Over the course of 240-300 generations, we as a species have crafted a grand mythos that has allowed us to build entire cities of calculation that fit in our pockets, cylinders of metal that rocket into the vault of stars, and layers of equations and letters that have cured the most horrible diseases that plagued humanity for hundreds of years. But these advancements were not made on myth alone – they were made on logos also.
The Space Race is an excellent example of this: every advancement was rooted in equations, engineering, programming, logos! (we were running these rockets off of a 70 lbs. computer with 64 kb of RAM. This essay is about 10 kb, for reference.) But without Kennedy’s “We CHOOSE to go to the moon. Not because they are easy, but because they are hard. Because that goal will serve to organize and measure the best of our energies and skills.” we maybe would never have made it.
Belief. Belief is not just facts: it is emotional investiture, something that is only achieved through the grand arc of a story.
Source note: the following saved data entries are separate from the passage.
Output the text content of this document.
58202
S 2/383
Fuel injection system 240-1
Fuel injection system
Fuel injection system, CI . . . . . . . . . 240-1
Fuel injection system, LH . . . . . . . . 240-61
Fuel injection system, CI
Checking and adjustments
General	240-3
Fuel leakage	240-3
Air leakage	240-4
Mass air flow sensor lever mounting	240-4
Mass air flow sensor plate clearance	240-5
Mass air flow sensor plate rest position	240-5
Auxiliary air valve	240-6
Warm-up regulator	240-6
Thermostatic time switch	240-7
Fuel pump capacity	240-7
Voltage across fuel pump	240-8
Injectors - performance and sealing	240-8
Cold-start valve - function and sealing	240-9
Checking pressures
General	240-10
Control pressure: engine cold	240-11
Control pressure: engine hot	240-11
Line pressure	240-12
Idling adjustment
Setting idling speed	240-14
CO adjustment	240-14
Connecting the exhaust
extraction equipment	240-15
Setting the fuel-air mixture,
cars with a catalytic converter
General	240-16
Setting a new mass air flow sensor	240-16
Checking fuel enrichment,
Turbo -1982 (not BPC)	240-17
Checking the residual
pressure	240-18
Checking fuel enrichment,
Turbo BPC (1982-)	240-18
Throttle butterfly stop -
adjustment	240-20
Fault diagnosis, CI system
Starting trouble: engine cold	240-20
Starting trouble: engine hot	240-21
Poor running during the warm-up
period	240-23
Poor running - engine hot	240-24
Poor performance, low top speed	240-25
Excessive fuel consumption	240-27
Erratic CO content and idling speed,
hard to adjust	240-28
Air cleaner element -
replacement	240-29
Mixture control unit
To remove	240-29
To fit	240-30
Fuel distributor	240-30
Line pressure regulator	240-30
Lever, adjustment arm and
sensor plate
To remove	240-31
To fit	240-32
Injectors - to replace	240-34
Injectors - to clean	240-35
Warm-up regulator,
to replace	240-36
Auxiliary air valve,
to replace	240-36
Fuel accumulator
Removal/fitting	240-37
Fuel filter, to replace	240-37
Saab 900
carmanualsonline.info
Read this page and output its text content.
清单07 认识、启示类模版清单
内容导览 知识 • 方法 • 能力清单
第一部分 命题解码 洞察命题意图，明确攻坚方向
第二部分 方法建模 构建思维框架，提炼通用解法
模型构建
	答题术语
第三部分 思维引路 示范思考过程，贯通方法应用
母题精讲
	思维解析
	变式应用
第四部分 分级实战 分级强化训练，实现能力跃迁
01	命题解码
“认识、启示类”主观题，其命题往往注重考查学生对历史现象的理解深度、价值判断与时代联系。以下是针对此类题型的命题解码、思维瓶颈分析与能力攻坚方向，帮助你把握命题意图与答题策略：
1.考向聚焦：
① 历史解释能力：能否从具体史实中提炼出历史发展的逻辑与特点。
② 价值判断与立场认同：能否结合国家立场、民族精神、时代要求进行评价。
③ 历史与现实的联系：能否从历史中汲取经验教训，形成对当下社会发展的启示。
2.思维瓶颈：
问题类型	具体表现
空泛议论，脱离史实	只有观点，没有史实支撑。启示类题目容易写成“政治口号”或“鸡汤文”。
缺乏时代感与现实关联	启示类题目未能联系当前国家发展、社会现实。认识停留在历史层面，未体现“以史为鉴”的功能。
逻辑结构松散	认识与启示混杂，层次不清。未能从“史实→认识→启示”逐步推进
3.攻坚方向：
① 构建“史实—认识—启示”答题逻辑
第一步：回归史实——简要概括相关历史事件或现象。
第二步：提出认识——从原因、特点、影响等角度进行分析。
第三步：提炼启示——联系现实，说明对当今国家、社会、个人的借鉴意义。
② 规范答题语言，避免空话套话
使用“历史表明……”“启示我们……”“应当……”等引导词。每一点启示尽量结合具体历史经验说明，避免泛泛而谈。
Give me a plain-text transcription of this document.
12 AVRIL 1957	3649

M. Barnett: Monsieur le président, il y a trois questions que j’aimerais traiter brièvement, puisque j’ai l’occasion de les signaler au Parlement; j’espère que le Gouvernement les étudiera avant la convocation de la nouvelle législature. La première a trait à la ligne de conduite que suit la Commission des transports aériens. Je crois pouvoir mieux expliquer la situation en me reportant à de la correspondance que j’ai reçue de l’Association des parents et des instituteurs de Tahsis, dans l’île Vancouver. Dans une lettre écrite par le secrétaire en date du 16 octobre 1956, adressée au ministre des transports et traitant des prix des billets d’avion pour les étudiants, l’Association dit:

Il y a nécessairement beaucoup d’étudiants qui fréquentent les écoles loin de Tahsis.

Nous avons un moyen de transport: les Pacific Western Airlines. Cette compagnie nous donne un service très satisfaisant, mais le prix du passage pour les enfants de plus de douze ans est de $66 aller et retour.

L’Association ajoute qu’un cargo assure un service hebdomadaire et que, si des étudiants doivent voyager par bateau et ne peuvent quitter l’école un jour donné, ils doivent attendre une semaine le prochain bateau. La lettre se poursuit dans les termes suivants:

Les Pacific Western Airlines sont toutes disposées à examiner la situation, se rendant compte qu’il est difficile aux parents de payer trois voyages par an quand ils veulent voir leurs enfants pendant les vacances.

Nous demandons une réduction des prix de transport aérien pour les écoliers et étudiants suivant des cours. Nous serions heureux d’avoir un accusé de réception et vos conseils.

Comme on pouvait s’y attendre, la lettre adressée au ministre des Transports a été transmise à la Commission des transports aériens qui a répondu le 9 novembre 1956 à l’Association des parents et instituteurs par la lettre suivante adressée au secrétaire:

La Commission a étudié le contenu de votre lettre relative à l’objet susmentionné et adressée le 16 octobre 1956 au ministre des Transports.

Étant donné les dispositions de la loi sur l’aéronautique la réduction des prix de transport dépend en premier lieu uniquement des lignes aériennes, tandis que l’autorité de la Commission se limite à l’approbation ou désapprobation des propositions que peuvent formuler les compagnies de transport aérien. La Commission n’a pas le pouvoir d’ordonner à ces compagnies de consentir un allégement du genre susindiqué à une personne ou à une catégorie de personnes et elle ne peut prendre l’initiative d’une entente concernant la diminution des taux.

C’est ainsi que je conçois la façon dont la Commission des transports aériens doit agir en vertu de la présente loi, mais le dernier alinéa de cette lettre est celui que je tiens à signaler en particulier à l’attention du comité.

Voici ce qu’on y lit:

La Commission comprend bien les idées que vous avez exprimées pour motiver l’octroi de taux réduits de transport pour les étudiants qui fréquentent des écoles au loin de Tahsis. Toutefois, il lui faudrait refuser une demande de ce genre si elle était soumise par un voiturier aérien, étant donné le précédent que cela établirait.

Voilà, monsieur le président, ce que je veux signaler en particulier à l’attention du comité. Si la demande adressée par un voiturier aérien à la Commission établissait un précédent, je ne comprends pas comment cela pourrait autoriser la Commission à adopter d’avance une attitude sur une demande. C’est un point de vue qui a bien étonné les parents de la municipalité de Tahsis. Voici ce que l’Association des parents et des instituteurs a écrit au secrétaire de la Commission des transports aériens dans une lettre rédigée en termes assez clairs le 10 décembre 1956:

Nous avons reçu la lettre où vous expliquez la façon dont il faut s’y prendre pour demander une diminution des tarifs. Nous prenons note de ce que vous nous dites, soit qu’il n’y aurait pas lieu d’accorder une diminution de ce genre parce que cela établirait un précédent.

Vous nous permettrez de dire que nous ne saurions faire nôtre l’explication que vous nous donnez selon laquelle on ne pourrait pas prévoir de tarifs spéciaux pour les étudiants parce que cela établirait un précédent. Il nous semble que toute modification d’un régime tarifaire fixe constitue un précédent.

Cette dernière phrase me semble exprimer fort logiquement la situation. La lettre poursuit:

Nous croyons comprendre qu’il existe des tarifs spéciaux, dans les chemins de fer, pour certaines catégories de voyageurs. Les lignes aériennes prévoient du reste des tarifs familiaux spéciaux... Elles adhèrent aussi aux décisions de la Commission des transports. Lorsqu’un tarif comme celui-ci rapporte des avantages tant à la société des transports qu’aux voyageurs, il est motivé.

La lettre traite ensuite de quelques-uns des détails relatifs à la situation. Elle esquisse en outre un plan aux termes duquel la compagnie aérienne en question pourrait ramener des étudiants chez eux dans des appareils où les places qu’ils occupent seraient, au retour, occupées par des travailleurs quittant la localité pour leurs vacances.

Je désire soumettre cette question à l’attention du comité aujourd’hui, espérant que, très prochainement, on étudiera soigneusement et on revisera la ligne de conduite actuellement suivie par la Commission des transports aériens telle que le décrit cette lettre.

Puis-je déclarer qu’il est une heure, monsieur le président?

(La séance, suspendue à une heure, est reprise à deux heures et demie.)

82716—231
It would be much more difficult to convince a human to jump into a metal can that would take them to an independent solar body called the ‘moon’, thousands of miles from their home, without a mythos they felt made it worthwhile.
Logos provides results. Mythos convinces that those results are true.

Great worldbuilding is something that is not only fantastical but is rooted in the logos of previous worldbuilt systems. Facts packaged in story. (Or, if worldbuilding for fantasy: story and manufactured facts that are believable if for a split second, players/readers/watchers feel as though that fantastical world is the real. I expand upon this in depth in my published essay: Creating Project Contrast: a Video Game exploring Consciousness and Qualia)
Looking back at the full arc of human civilization, humans have been surviving and crafting mythos and logos to pass forward like a baton, slowly creating a world we might understand and influence. Whatever we today add to this baton (an essay, a video game, a story, an equation) we are participating in the oldest human project: worldbuilding. Worldbuilding is not a metaphor for how humans organize reality, it is a process that we engage in to organize and discern our reality. Sure, it might be used for fiction (in fact it should, it’s a great use of worldbuilding), and the mythos to logos ratio grandly determines whether or not the worldbuilding will land and spread. Information must make sense, and it must resonate. If we succeed at both, we might better understand this reality we live in.